You can customize existing hooks or implement your own. See the WebdriverIO documentation about hooks.

Configurations

Environment variables

The configurable options are set in the .env file.

Variable Usage
SELENIUM_VERSION Configure the version of selenium hub and nodes. Change this version if you want to run tests against a specific browser version. See the list of available selenium releases and browser versions.
SCREEN_WIDTH SCREEN_HEIGHT Configure browser window size.

WebdriverIO options

WebdriverIO specific options are all in ./config directory.
For example, to configure a default url change the baseUrl option in ./config/index.ts:

export const config = {
  runner: 'local',
  baseUrl: 'https://webdriver.io',
  ...

Debugging tests

There is a ./.vscode/launch.json file that has a debugger configuration for Visual Studio Code, but you can enable debugging in any other editor that supports integration with Node.js debugger.

To debug a single feature file:

The test will start and run only the current file. Once started you can navigate to any .ts file and place a breakpoint.

To debug all files follow the same steps but use the Debug all tests option.

VNC support

In some cases, you might need to visually see the execution in the browser. That is possible thanks to docker selenium debug images that have XVFB and VNC server installed. Note that debug images are slower and are intended only for development mode.

Prerequisites

Download on your machine the VNC viewer.

Selenium Debug containers

If you already have docker selenium containers running, stop them:

npm run selenium:stop

Start selenium debug containers that enable the VNC support:

# starts the selenium containers with VNC support
npm run selenium:vnc

VNC connection options

Browser Connection options
Chrome 127.0.0.1:5900
Firefox 127.0.0.1:5901

Now you can connect and enter the remote session.

Running tests

Tests by default run in headless mode so that a browser window is not visually created. To run the tests with enabled browser window:

# runs the tests without headless option
npm run test:vnc

Note that even if you started selenium with VNC support, you need to run the test:vnc command to see the browsers visually.

Debugging with VNC support is also possible. If you’re using Visual Studio Code there are VNC Debug current test and VNC Debug all tests debugging configurations that work similar to configurations described in Debugging tests section.
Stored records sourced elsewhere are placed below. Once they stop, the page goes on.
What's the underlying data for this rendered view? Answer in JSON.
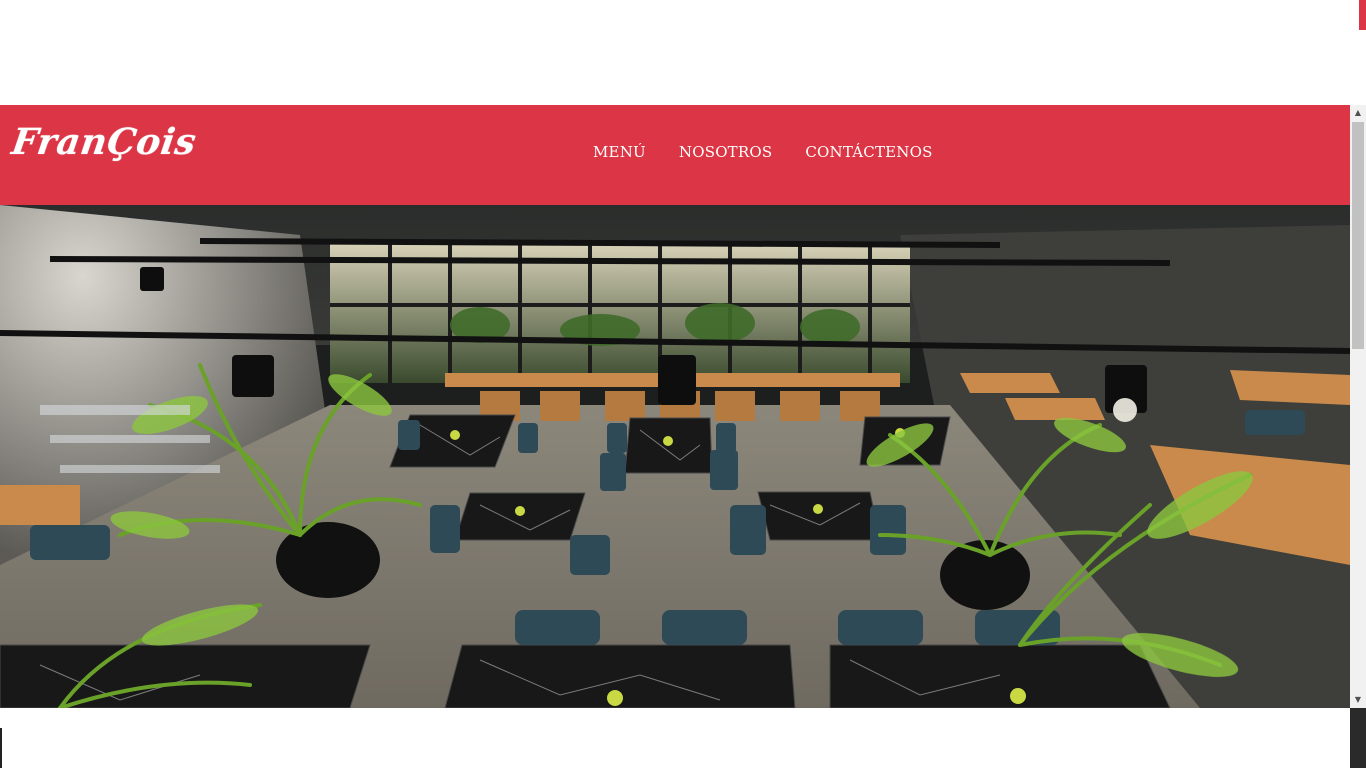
{
  "brand": {
    "name": "FranÇois"
  },
  "nav": {
    "items": [
      {
        "label": "MENÚ"
      },
      {
        "label": "NOSOTROS"
      },
      {
        "label": "CONTÁCTENOS"
      }
    ]
  },
  "hero": {
    "icon": "restaurant-interior-photo"
  },
  "colors": {
    "brand_red": "#dc3545",
    "nav_text": "#ffffff",
    "page_bg": "#ffffff"
  },
  "scrollbar": {
    "up_icon": "▲",
    "down_icon": "▼"
  }
}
To stop the debug containers use the same command:

npm run selenium:stop

CI integration

Integration with a CI tool is easy if it supports docker and docker-compose tools.
There is a Dockerfile to build an image that bundles Node.js, npm and tests. The docker-compose.ci.yml configures all the dependencies required to run the tests in containers:

docker-compose -f docker-compose.ci.yml up --abort-on-container-exit --exit-code-from node

There are npm scripts to avoid running long commands:

# only builds the Dockerfile image
npm run ci:build

# runs the tests in containers
npm run ci
CI Status Config Artifacts
CircleCI CircleCI ./.circleci/default.yml Report uploaded as artifacts that can be viewed directly in the browser.
Github Actions CI ./.github/workflows/main.yml Report files available as a downloadable zip in artifacts.
TravisCI Build Status ./.travis.yml You need to configure Amazon S3 account to enable artifacts.